Sentinel 2 - 120m mosaic¶
This dataset contains four scenes for the region of Madrid (Spain) extracted from the Digital Twin Sandbox Sentinel-2 collection, by the SentinelHub. Each scene corresponds to the following dates in 2019:
January 1st
April 1st
July 10th
November 17th
Each scene includes red, green, blue and near-infrared bands.
This dataset is licensed under a Creative Commons Attribution-ShareAlike 4.0 International License.
Sentinel 2 - 10m GHS composite¶
This dataset contains a scene for the region of Madrid (Spain) extracted from the GHS Composite S2, by the European Commission.
🗃️ Data file
madrid_scene_s2_10_tc.tif
🤖 Code used to generate the file
[Page]
ℹ️ Furhter information
[URL]
This dataset is licensed under a Creative Commons Attribution-ShareAlike 4.0 International License.
Cambodia¶
Pollution¶
Surface with \(NO_2\) measurements (tropospheric column) information attached from Sentinel 5.
🗃️ Data file
cambodia_s5_no2.tif
🤖 Code used to generate the file
[Page]
ℹ️ Furhter information
[URL]
Friction surfaces¶
This dataset is an extraction of the following two data products by Weiss et al. (2020) [WNVR+20] and distributed through the Malaria Atlas Project:
Global friction surface enumerating land-based travel walking-only speed without access to motorized transport for a nominal year 2019 (Minutes required to travel one metre)
Global friction surface enumerating land-based travel speed with access to motorized transport for a nominal year 2019 (Minutes required to travel one metre)
Each is provided on a separate file.
Regional aggregates¶
Source
This dataset relies on boundaries from the Humanitarian Data Exchange.

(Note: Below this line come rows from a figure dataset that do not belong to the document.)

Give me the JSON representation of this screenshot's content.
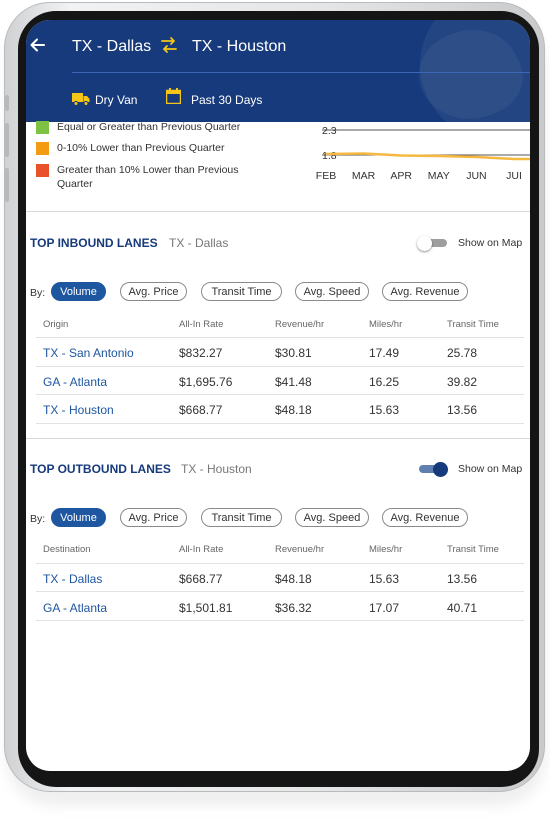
{
  "header": {
    "origin": "TX - Dallas",
    "destination": "TX - Houston",
    "equipment": "Dry Van",
    "period": "Past 30 Days",
    "colors": {
      "background": "#163a7b",
      "icon": "#f5c518"
    }
  },
  "legend": [
    {
      "label": "Equal or Greater than Previous Quarter",
      "color": "#7dc242"
    },
    {
      "label": "0-10% Lower than Previous Quarter",
      "color": "#f39c12"
    },
    {
      "label": "Greater than 10% Lower than Previous Quarter",
      "color": "#e8512a"
    }
  ],
  "chart_data": {
    "type": "line",
    "categories": [
      "FEB",
      "MAR",
      "APR",
      "MAY",
      "JUN",
      "JUI"
    ],
    "series": [
      {
        "values": [
          1.82,
          1.83,
          1.79,
          1.78,
          1.76,
          1.72
        ]
      }
    ],
    "y_ticks": [
      "2.3",
      "1.8"
    ],
    "ylim": [
      1.7,
      2.4
    ],
    "line_color": "#f5b942",
    "grid": true
  },
  "inbound": {
    "title": "TOP INBOUND LANES",
    "city": "TX - Dallas",
    "map_toggle": {
      "label": "Show on Map",
      "state": "off"
    },
    "by_label": "By:",
    "filters": [
      "Volume",
      "Avg. Price",
      "Transit Time",
      "Avg. Speed",
      "Avg. Revenue"
    ],
    "active_filter": "Volume",
    "columns": [
      "Origin",
      "All-In Rate",
      "Revenue/hr",
      "Miles/hr",
      "Transit Time"
    ],
    "rows": [
      [
        "TX - San Antonio",
        "$832.27",
        "$30.81",
        "17.49",
        "25.78"
      ],
      [
        "GA - Atlanta",
        "$1,695.76",
        "$41.48",
        "16.25",
        "39.82"
      ],
      [
        "TX - Houston",
        "$668.77",
        "$48.18",
        "15.63",
        "13.56"
      ]
    ]
  },
  "outbound": {
    "title": "TOP OUTBOUND LANES",
    "city": "TX - Houston",
    "map_toggle": {
      "label": "Show on Map",
      "state": "on"
    },
    "by_label": "By:",
    "filters": [
      "Volume",
      "Avg. Price",
      "Transit Time",
      "Avg. Speed",
      "Avg. Revenue"
    ],
    "active_filter": "Volume",
    "columns": [
      "Destination",
      "All-In Rate",
      "Revenue/hr",
      "Miles/hr",
      "Transit Time"
    ],
    "rows": [
      [
        "TX - Dallas",
        "$668.77",
        "$48.18",
        "15.63",
        "13.56"
      ],
      [
        "GA - Atlanta",
        "$1,501.81",
        "$36.32",
        "17.07",
        "40.71"
      ]
    ]
  }
}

The file is provided by the World Food Programme through the Humanitarian Data Exchange and was accessed on February 15th 2021.
Pollution and friction aggregated at Level 2 (municipality) administrative boundaries for Cambodia.
🗃️ Data file
cambodia_regional.gpkg
🤖 Code used to generate the file
[Page]
This dataset is licensed under a Creative Commons Attribution 4.0 International License.
Cambodian cities¶
Extract from the Urban Centre Database (UCDB), version 1.2, of the centroid for Cambodian cities.
🗃️ Data file
cambodian_cities.geojson
🤖 Code used to generate the file
[Page]
ℹ️ Furhter information
[URL]
This dataset is licensed under a Creative Commons Attribution 4.0 International License.